03.21.08
lurking shadows
The sun lies low in the sky, and my Company is crowded around a few dilapidated buildings which lie amidst a great expanse of jungle. Of key importance is the one building I’m currently standing in - an old, discreet-looking medium-sized warehouse with a single entrance, a tall and wide portal with its rolling steel door half-open - because the basement of this warehouse leads deep into the ground, ultimately leading to a single, locked, steel door which gives access to a network of tunnels that contain something of grave importance, something the likes of which me or my lowly Company would never have to know about. We are here to defend that door, those tunnels, with our lives.
I sit behind the cover of a large box that stands by the mouth of the warehouse, waiting for the sun to set…. and the inevitable attack by the enemy, which lurked deep in the palms and fronds of the jungle that encircled us. Every night the enemy came without fail, in increasing numbers, to open fire at us from the farthest range of their weapons, never once coming closer than a hundred or two meters. Besieged, we fired back, not knowing who they were or where they came from. We held them off for a week already, but after our nightly firefights were over, none of their bodies were to be found - just gore-splattered trees and undergrowth. Every day, while the sun was up, our scouting teams combed the jungle in various vectors, but invariably came back none the wiser: we hadn’t the slightest idea who it was we were up against.
The sun falls deeper into the horizon, and the darkening sky mirrors the mood of the Company. Preparations for the impending assault are done, and the men take cover behind crates and sandbags that litter the mouth of the warehouse. I load and cock my rifle, and tap at the extra magazines hidden in my combat webbing in anticipation. I look around and see, in the dim light of the warehouse, the dark silhouettes of my comrades, prone or crouching, grasping their rifles tightly and looking intently into the darkness.
Then it begins - shots are fired, and deep in the shadows I see vague silhouettes illuminated by tracer rounds and muzzle flashes. Pressing myself hard against the crate, I take aim and pull the trigger again and again. This night, the enemy comes in larger numbers; and, instead of hanging back in the shadows of the undergrowth, they creep closer in a line formation, hellfire spewing forth from their rifles as they run and crawl at us.
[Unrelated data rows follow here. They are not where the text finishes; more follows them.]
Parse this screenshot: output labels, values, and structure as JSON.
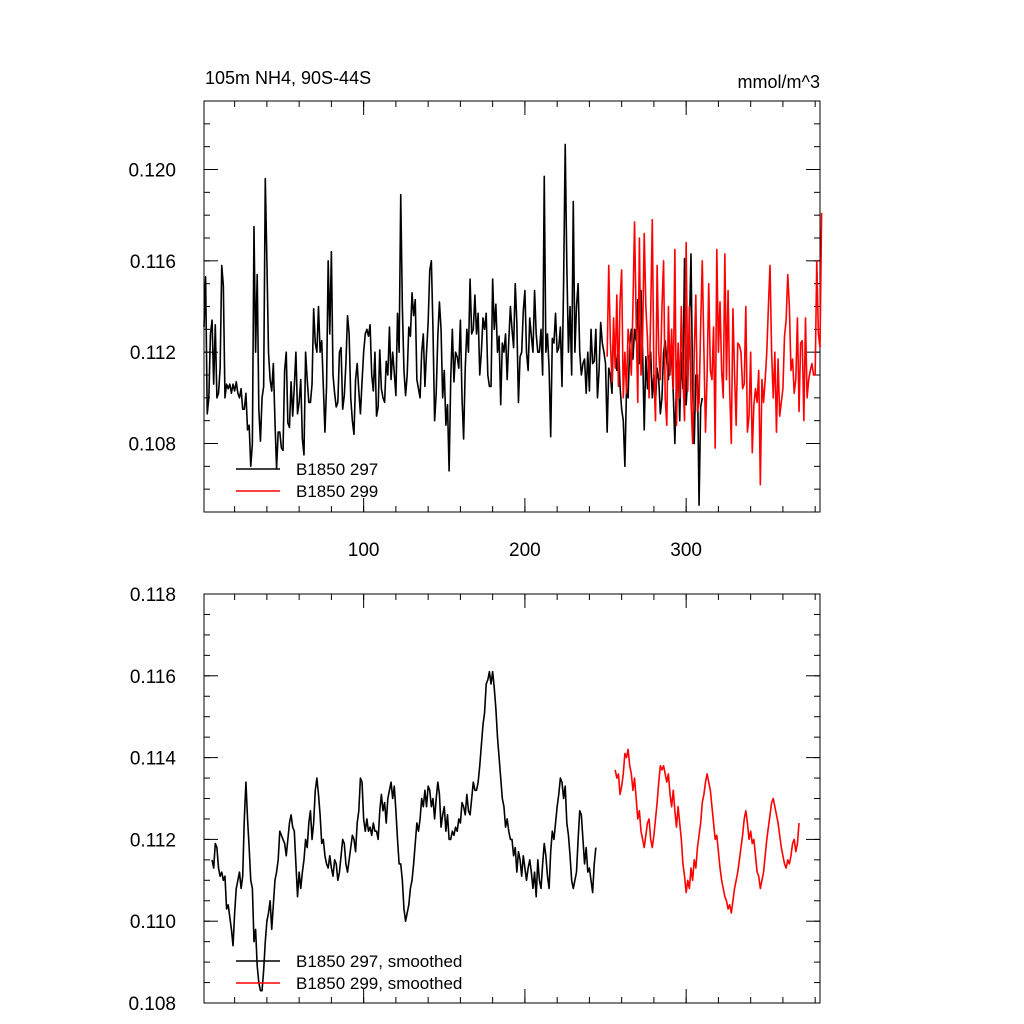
{
  "chart_data": [
    {
      "type": "line",
      "title_left": "105m NH4, 90S-44S",
      "title_right": "mmol/m^3",
      "xlim": [
        1,
        383
      ],
      "ylim": [
        0.105,
        0.123
      ],
      "xticks": [
        100,
        200,
        300
      ],
      "xtick_labels": [
        "100",
        "200",
        "300"
      ],
      "yticks": [
        0.108,
        0.112,
        0.116,
        0.12
      ],
      "ytick_labels": [
        "0.108",
        "0.112",
        "0.116",
        "0.120"
      ],
      "legend_position": "bottom-left",
      "series": [
        {
          "name": "B1850 297",
          "color": "#000000",
          "x_start": 1,
          "values": [
            0.1131,
            0.1153,
            0.1093,
            0.11,
            0.1128,
            0.1134,
            0.1106,
            0.1132,
            0.11,
            0.1102,
            0.1113,
            0.1158,
            0.1149,
            0.11,
            0.1106,
            0.1104,
            0.1106,
            0.1102,
            0.1106,
            0.1103,
            0.1107,
            0.1102,
            0.11,
            0.1104,
            0.1095,
            0.1095,
            0.1102,
            0.1086,
            0.1088,
            0.107,
            0.108,
            0.1175,
            0.112,
            0.1154,
            0.1095,
            0.1081,
            0.11,
            0.1105,
            0.1196,
            0.116,
            0.112,
            0.1108,
            0.1103,
            0.1115,
            0.109,
            0.1069,
            0.1085,
            0.1085,
            0.1078,
            0.1077,
            0.1112,
            0.112,
            0.1089,
            0.1087,
            0.1107,
            0.1092,
            0.1105,
            0.112,
            0.1093,
            0.1098,
            0.1108,
            0.1082,
            0.1075,
            0.112,
            0.1108,
            0.1098,
            0.1098,
            0.1106,
            0.1139,
            0.1124,
            0.112,
            0.114,
            0.112,
            0.1125,
            0.1105,
            0.1085,
            0.1105,
            0.116,
            0.1128,
            0.1164,
            0.111,
            0.1102,
            0.1096,
            0.1098,
            0.112,
            0.1122,
            0.1095,
            0.1101,
            0.1115,
            0.1136,
            0.1128,
            0.11,
            0.109,
            0.1084,
            0.1108,
            0.1115,
            0.1103,
            0.1093,
            0.1107,
            0.112,
            0.1128,
            0.113,
            0.1127,
            0.1132,
            0.111,
            0.1103,
            0.112,
            0.1092,
            0.1096,
            0.1121,
            0.1104,
            0.11,
            0.1098,
            0.1116,
            0.111,
            0.1131,
            0.1108,
            0.112,
            0.1111,
            0.1101,
            0.1137,
            0.112,
            0.1189,
            0.114,
            0.1112,
            0.1101,
            0.111,
            0.1131,
            0.1127,
            0.1146,
            0.1136,
            0.1143,
            0.1108,
            0.1104,
            0.11,
            0.112,
            0.1128,
            0.1105,
            0.112,
            0.1133,
            0.1156,
            0.116,
            0.113,
            0.109,
            0.1102,
            0.1127,
            0.1142,
            0.113,
            0.11,
            0.1112,
            0.1088,
            0.1097,
            0.1068,
            0.1108,
            0.113,
            0.1107,
            0.112,
            0.1118,
            0.1113,
            0.1134,
            0.11,
            0.1082,
            0.1113,
            0.113,
            0.112,
            0.1152,
            0.1128,
            0.113,
            0.1145,
            0.1128,
            0.1137,
            0.111,
            0.112,
            0.1135,
            0.113,
            0.1137,
            0.111,
            0.1105,
            0.1105,
            0.1152,
            0.113,
            0.1141,
            0.112,
            0.1127,
            0.1097,
            0.1124,
            0.112,
            0.1128,
            0.1108,
            0.1125,
            0.114,
            0.113,
            0.1122,
            0.115,
            0.1133,
            0.1098,
            0.1118,
            0.112,
            0.1138,
            0.1147,
            0.112,
            0.1112,
            0.1135,
            0.1127,
            0.112,
            0.1147,
            0.1128,
            0.112,
            0.112,
            0.113,
            0.111,
            0.1197,
            0.112,
            0.1128,
            0.1113,
            0.1083,
            0.1126,
            0.1124,
            0.1137,
            0.112,
            0.1122,
            0.1131,
            0.1105,
            0.115,
            0.1211,
            0.1158,
            0.112,
            0.114,
            0.111,
            0.1186,
            0.112,
            0.114,
            0.115,
            0.112,
            0.111,
            0.1115,
            0.1117,
            0.1102,
            0.112,
            0.1103,
            0.113,
            0.1115,
            0.1116,
            0.113,
            0.11,
            0.1112,
            0.1133,
            0.1124,
            0.112,
            0.1115,
            0.1085,
            0.1113,
            0.111,
            0.1102,
            0.113,
            0.112,
            0.1112,
            0.1124,
            0.1105,
            0.1095,
            0.109,
            0.107,
            0.1104,
            0.11,
            0.1123,
            0.113,
            0.1117,
            0.113,
            0.1125,
            0.1143,
            0.1115,
            0.1147,
            0.112,
            0.1086,
            0.1118,
            0.1104,
            0.1118,
            0.112,
            0.11,
            0.111,
            0.1098,
            0.1113,
            0.1108,
            0.1093,
            0.11,
            0.112,
            0.1125,
            0.1116,
            0.1108,
            0.112,
            0.1118,
            0.1102,
            0.108,
            0.1108,
            0.112,
            0.109,
            0.112,
            0.1104,
            0.1161,
            0.1097,
            0.111,
            0.113,
            0.1163,
            0.1104,
            0.108,
            0.111,
            0.111,
            0.1053,
            0.1096,
            0.11
          ]
        },
        {
          "name": "B1850 299",
          "color": "#ff0000",
          "x_start": 251,
          "values": [
            0.1118,
            0.1158,
            0.1125,
            0.1107,
            0.1135,
            0.1113,
            0.1145,
            0.1105,
            0.1142,
            0.1156,
            0.11,
            0.112,
            0.1102,
            0.113,
            0.1124,
            0.111,
            0.114,
            0.1177,
            0.1134,
            0.1098,
            0.117,
            0.111,
            0.1127,
            0.1172,
            0.114,
            0.1126,
            0.11,
            0.1137,
            0.1178,
            0.111,
            0.109,
            0.1158,
            0.112,
            0.1108,
            0.114,
            0.116,
            0.11,
            0.1088,
            0.114,
            0.111,
            0.113,
            0.1104,
            0.1165,
            0.1088,
            0.1124,
            0.11,
            0.114,
            0.111,
            0.109,
            0.1168,
            0.1103,
            0.114,
            0.1099,
            0.108,
            0.112,
            0.1145,
            0.1094,
            0.1098,
            0.1132,
            0.116,
            0.1121,
            0.1085,
            0.111,
            0.115,
            0.1112,
            0.1108,
            0.1131,
            0.1078,
            0.1165,
            0.112,
            0.1142,
            0.1112,
            0.11,
            0.1163,
            0.1108,
            0.1147,
            0.1103,
            0.108,
            0.1139,
            0.1111,
            0.1088,
            0.1124,
            0.1123,
            0.112,
            0.1104,
            0.1106,
            0.114,
            0.1085,
            0.1092,
            0.112,
            0.1076,
            0.1097,
            0.1104,
            0.1098,
            0.1112,
            0.1062,
            0.1108,
            0.1098,
            0.1108,
            0.112,
            0.114,
            0.1158,
            0.112,
            0.11,
            0.112,
            0.1085,
            0.1117,
            0.1092,
            0.1098,
            0.1104,
            0.1127,
            0.1134,
            0.1154,
            0.114,
            0.1112,
            0.1117,
            0.1102,
            0.1108,
            0.1135,
            0.1094,
            0.1124,
            0.1125,
            0.109,
            0.1135,
            0.11,
            0.1108,
            0.1112,
            0.1115,
            0.111,
            0.111,
            0.116,
            0.1128,
            0.1122,
            0.1181
          ]
        }
      ]
    },
    {
      "type": "line",
      "xlim": [
        1,
        383
      ],
      "ylim": [
        0.108,
        0.118
      ],
      "xticks": [
        100,
        200,
        300
      ],
      "yticks": [
        0.108,
        0.11,
        0.112,
        0.114,
        0.116,
        0.118
      ],
      "ytick_labels": [
        "0.108",
        "0.110",
        "0.112",
        "0.114",
        "0.116",
        "0.118"
      ],
      "legend_position": "bottom-left",
      "series": [
        {
          "name": "B1850 297, smoothed",
          "color": "#000000",
          "x_start": 6,
          "values": [
            0.1115,
            0.1113,
            0.1119,
            0.1118,
            0.1113,
            0.1111,
            0.1112,
            0.111,
            0.1111,
            0.1103,
            0.1104,
            0.1101,
            0.1098,
            0.1094,
            0.1102,
            0.1108,
            0.111,
            0.1112,
            0.1108,
            0.1111,
            0.1125,
            0.1134,
            0.1125,
            0.1118,
            0.111,
            0.1108,
            0.1095,
            0.1098,
            0.1089,
            0.1085,
            0.1083,
            0.1083,
            0.1088,
            0.1095,
            0.11,
            0.1102,
            0.1105,
            0.1098,
            0.1104,
            0.111,
            0.1112,
            0.1115,
            0.1122,
            0.1121,
            0.112,
            0.1119,
            0.1116,
            0.112,
            0.1124,
            0.1126,
            0.1123,
            0.1122,
            0.1114,
            0.1106,
            0.1112,
            0.1108,
            0.1112,
            0.1115,
            0.112,
            0.1118,
            0.1124,
            0.1127,
            0.112,
            0.1124,
            0.1132,
            0.1135,
            0.1131,
            0.1126,
            0.1119,
            0.112,
            0.1116,
            0.1114,
            0.1113,
            0.1116,
            0.1113,
            0.1111,
            0.1115,
            0.1114,
            0.111,
            0.1112,
            0.1116,
            0.112,
            0.1119,
            0.1114,
            0.1112,
            0.1115,
            0.1118,
            0.1121,
            0.112,
            0.1117,
            0.1124,
            0.1127,
            0.1135,
            0.1134,
            0.1125,
            0.1122,
            0.1125,
            0.1122,
            0.1123,
            0.1121,
            0.1124,
            0.1122,
            0.1122,
            0.112,
            0.1127,
            0.1131,
            0.1127,
            0.1129,
            0.1124,
            0.113,
            0.1132,
            0.1134,
            0.113,
            0.1133,
            0.1127,
            0.112,
            0.1114,
            0.1114,
            0.111,
            0.1103,
            0.11,
            0.1102,
            0.1104,
            0.1108,
            0.111,
            0.1114,
            0.1119,
            0.1124,
            0.1122,
            0.1125,
            0.113,
            0.1128,
            0.1132,
            0.1128,
            0.1133,
            0.1132,
            0.1128,
            0.113,
            0.1125,
            0.113,
            0.1134,
            0.1131,
            0.1123,
            0.1126,
            0.1128,
            0.1122,
            0.1126,
            0.112,
            0.112,
            0.1122,
            0.1121,
            0.1123,
            0.1122,
            0.1125,
            0.1124,
            0.1129,
            0.1128,
            0.1126,
            0.1131,
            0.1127,
            0.1126,
            0.113,
            0.1134,
            0.1132,
            0.1132,
            0.1134,
            0.1138,
            0.1143,
            0.1148,
            0.1151,
            0.1158,
            0.1159,
            0.1161,
            0.1158,
            0.1161,
            0.1157,
            0.1152,
            0.1145,
            0.114,
            0.1135,
            0.113,
            0.1128,
            0.1123,
            0.1125,
            0.1122,
            0.112,
            0.112,
            0.1116,
            0.1118,
            0.1112,
            0.1117,
            0.1115,
            0.1111,
            0.1116,
            0.1113,
            0.111,
            0.1113,
            0.1115,
            0.1112,
            0.1108,
            0.1112,
            0.1106,
            0.1115,
            0.111,
            0.1108,
            0.1114,
            0.1119,
            0.1116,
            0.1111,
            0.1108,
            0.1117,
            0.1122,
            0.112,
            0.1124,
            0.1128,
            0.1131,
            0.1135,
            0.1134,
            0.113,
            0.1133,
            0.1124,
            0.1121,
            0.1116,
            0.111,
            0.1108,
            0.111,
            0.1112,
            0.112,
            0.1127,
            0.1126,
            0.112,
            0.1114,
            0.1118,
            0.1112,
            0.1113,
            0.111,
            0.1107,
            0.1114,
            0.1118
          ]
        },
        {
          "name": "B1850 299, smoothed",
          "color": "#ff0000",
          "x_start": 256,
          "values": [
            0.1137,
            0.1135,
            0.1136,
            0.1131,
            0.1133,
            0.1136,
            0.1141,
            0.114,
            0.1142,
            0.1138,
            0.1136,
            0.1132,
            0.1135,
            0.113,
            0.1125,
            0.1127,
            0.1122,
            0.112,
            0.1118,
            0.1121,
            0.1124,
            0.1125,
            0.112,
            0.1118,
            0.1121,
            0.1125,
            0.1129,
            0.1134,
            0.1138,
            0.1137,
            0.1138,
            0.1136,
            0.1134,
            0.1136,
            0.1131,
            0.1128,
            0.1132,
            0.1127,
            0.1123,
            0.1128,
            0.1124,
            0.112,
            0.1114,
            0.1111,
            0.1107,
            0.111,
            0.1108,
            0.1113,
            0.111,
            0.1115,
            0.1113,
            0.1118,
            0.1121,
            0.1124,
            0.1129,
            0.1131,
            0.1134,
            0.1136,
            0.1134,
            0.1132,
            0.1128,
            0.1124,
            0.112,
            0.1121,
            0.1117,
            0.1113,
            0.111,
            0.1108,
            0.1106,
            0.1105,
            0.1103,
            0.1104,
            0.1102,
            0.1105,
            0.1108,
            0.111,
            0.1112,
            0.1115,
            0.1118,
            0.1121,
            0.1125,
            0.1127,
            0.1124,
            0.112,
            0.1122,
            0.1119,
            0.112,
            0.1116,
            0.1112,
            0.1111,
            0.1108,
            0.111,
            0.1112,
            0.1116,
            0.112,
            0.1123,
            0.1126,
            0.1129,
            0.113,
            0.1128,
            0.1126,
            0.1124,
            0.1121,
            0.1118,
            0.1116,
            0.1114,
            0.1113,
            0.1115,
            0.1114,
            0.1116,
            0.1119,
            0.112,
            0.1117,
            0.1119,
            0.1124
          ]
        }
      ]
    }
  ]
}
Under the cover of my crate, I pull the trigger again and again, in two-round bursts, and assailant after assailant falls to my hand. A bullet impacts the crate, inches from my face, and I get desperate; I fear that I’ll never see the sun rise again, that the tunnel network has already been infiltrated and the enemy will emerge from the massive door behind us and cut us down from both directions. As more and more of the enemy get closer, the firefight gets increasingly dire and bloody. Putting a fresh magazine in the rifle, I scream a war cry and let loose more fire at the lurking terror in the darkness, as they claw closer and closer and closer.
I wake up much later than usual. It’s Good Friday and - cliche alert! - that was all just a dream. A vivid one, however… I look at my face in the mirror and am surprised to see the absence of camouflage cream. Shaken, but intent to write it all down before wakefulness distorts the memory of dream, I sit down at the computer and start typing.